More Gambling on States' Ballots Nov. 4

 

Maryland Gov. Martin O'Malley(D) once called slot machines a "morally bankrupt" way to fund education. Now he's the state's top cheerleader for a Nov. 4 ballot measure that would raise gambling dollars for schools.

In that role, he is getting some new help from the sour national economy. With voters feeling squeezed by falling house values and this fall's declining stock market, O'Malley's key reason for pushing to legalize up to 15,000 slot machines in Maryland is being dramatically underscored. Slots will hold down state taxes and help fend off budget cuts, he insists.

The popular video gaming terminals - some that would be added near Maryland's famed horse-racing tracks - are meant to entice local gamblers to stay home instead of playing the slots in next-door Delaware, Pennsylvania and West Virginia.

If the slots measure fails, O'Malley wrote in an e-mail sent directly to voters Oct. 28, "every county, city and local jurisdiction in our great state will be forced to cut funding for vital services or raise taxes."

Voters will go to the polls a week after the state cut $300 million in spending, abolished about 890 mostly vacant job positions and projected a $1 billion shortfall for next year. Against that bad news, backers of the slots measure are reminding voters that opening new gaming venues eventually could generate an estimated $600 million a year, though that's several years away.

Gambling questions also will be on Nov. 4 ballots in Arkansas, Colorado, Maine, Missouri and Ohio. At stake in Arkansas is whether to permit a state lottery to fund college scholarships, while Missouri and Colorado would tweak the rules to expand gambling that's already allowed. Ohio and Maine each will decide whether to open a casino.

While Maryland is one of 42 stateswith a lotteryand already allows betting on horses at racetracks, slots have been hotly debated in Annapolis since at least 1994. That year, newly elected governor Parris N. Glendening, a Democrat, laid down his anti-slots gauntlet with a slogan: "No slots, no casinos, no exceptions."

From 2002 to 2006, then-governor Republican Robert L. Ehrlich Jr. was unable to win approval for slots from the Democratic-majority General Assembly, even though he made it a centerpiece of his administration.

His successor, O'Malley, had derided slots while mayor of Baltimore but is now embracing them as a necessity, both to fight budget woes and to keep horse racing alive in the state. Last year he called legislators into special session and proposed that voters be allowed to choose whether to join surrounding states that were embracing state-sponsored gambling, particularly in the form of "racinos," that combine race tracks with other forms of betting.

The question on the ballot is whether to change Maryland's constitution to allow as many as 15,000 machines with the " primary purpose of providing funds for public education." The wording specifies certain locations, with an expectation that machines would be set up at the Laurel Park racetrack, among other places.

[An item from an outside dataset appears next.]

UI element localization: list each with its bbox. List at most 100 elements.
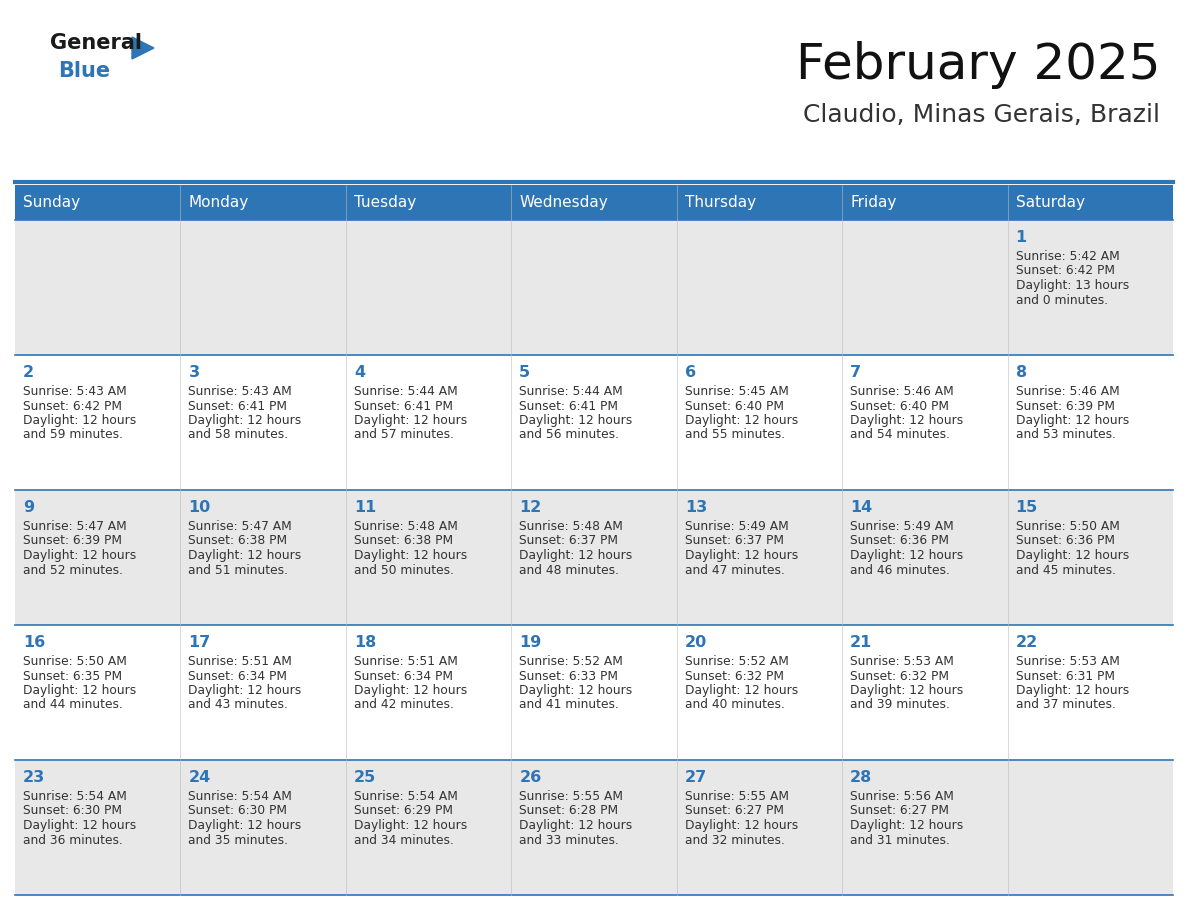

Arguments for and against slots have barely budged since 1994. Those in favor say they will bring much-needed state revenue and will shore up the ailing horse-racing industry. Those opposed argue that slot machines amount to a tax on the poor, increase crime and addiction, and may not even bring money to the state, once social service and infrastructure costs are taken into account.

Voters in Maryland never before have had the chance to express their point of view at the ballot box. A Washington Post poll on Oct. 22 showed 62 percent of likely voters in favor of slot machines, 36 percent opposed and 2 percent undecided.

"I think people are tired of the issue, for one thing," said Cricket Goodall, executive director of the Maryland Horse Breeders Association, which supports the slots ballot question. "Most people have made up their mind and just want to vote." She said the horse-racing industry would have disappeared in Delaware if slots had not brought people to the tracks.

Slots as an issue is complicated enough to create strange bedfellows. Religious groups and conservatives tend to oppose it for moral reasons, while the Maryland State Teachers Association, Maryland Retailers Association and Maryland Horse Breeders are among the groups in favor of the measure and the revenue it can bring.

In a move that surprised many, Halsey Minor, the founder of CNET technology news who now is considering purchasing Magna Entertainment and its racetracks at Laurel Park and Pimlico, spoke out against slots. "Slots do not belong with thoroughbred racing," said Minor at a press conference with state Comptroller Peter Franchot, also a slots opponent.

Aaron Meisner, chairman of Stop Slots Maryland, a group that formed in 2003, said the poor economy will make the slots proposal more likely to pass, though he's quick to add that he doesn't think slots will solve Maryland's economic woes.

"My opinion is, there's no public policy justification for this," he said. He said he does not believe the machines will bring in the anticipated revenues, partly because - unlike surrounding states - Maryland would bar smoking and free food and drinks at its gaming venues. "Who's going to gamble here?" he asked.

But Dan Nataf, director of the Center for the Study of Local Issues at Anne Arundel Community College, said the intricacies of the arguments are lost on most people. "Most people have not thought about details," he said. "It's money versus social problems."